71. Simplify $8(x−\frac{1}{4})$ using the Distributive Property and explain each step.

Answer: Answers will vary.

72. Explain how you can multiply $4($5.97)$ without paper or calculator by thinking of $$5.97$ as $6−0.03$ and then using the Distributive Property.

Self Check

a. After completing the exercises, use this checklist to evaluate your mastery of the objectives of this section.

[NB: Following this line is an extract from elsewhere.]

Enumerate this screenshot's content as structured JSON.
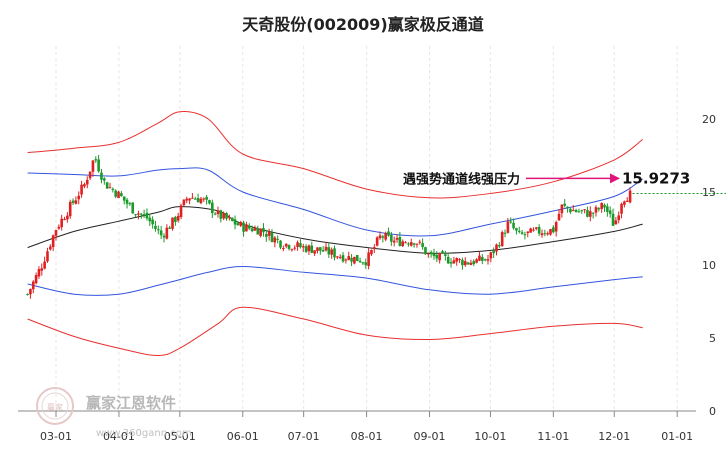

$This table has 4 columns, 3 rows and a header row. The header row labels each column I can, confidently, with some help and no, I don’t get it. The first column has the following statements: use the commutative and associative properties, use the properties of identity, inverse and zero, simplify expressions using the Distributive Property. The remaining columns are blank.$

b. After reviewing this checklist, what will you do to become confident for all objectives?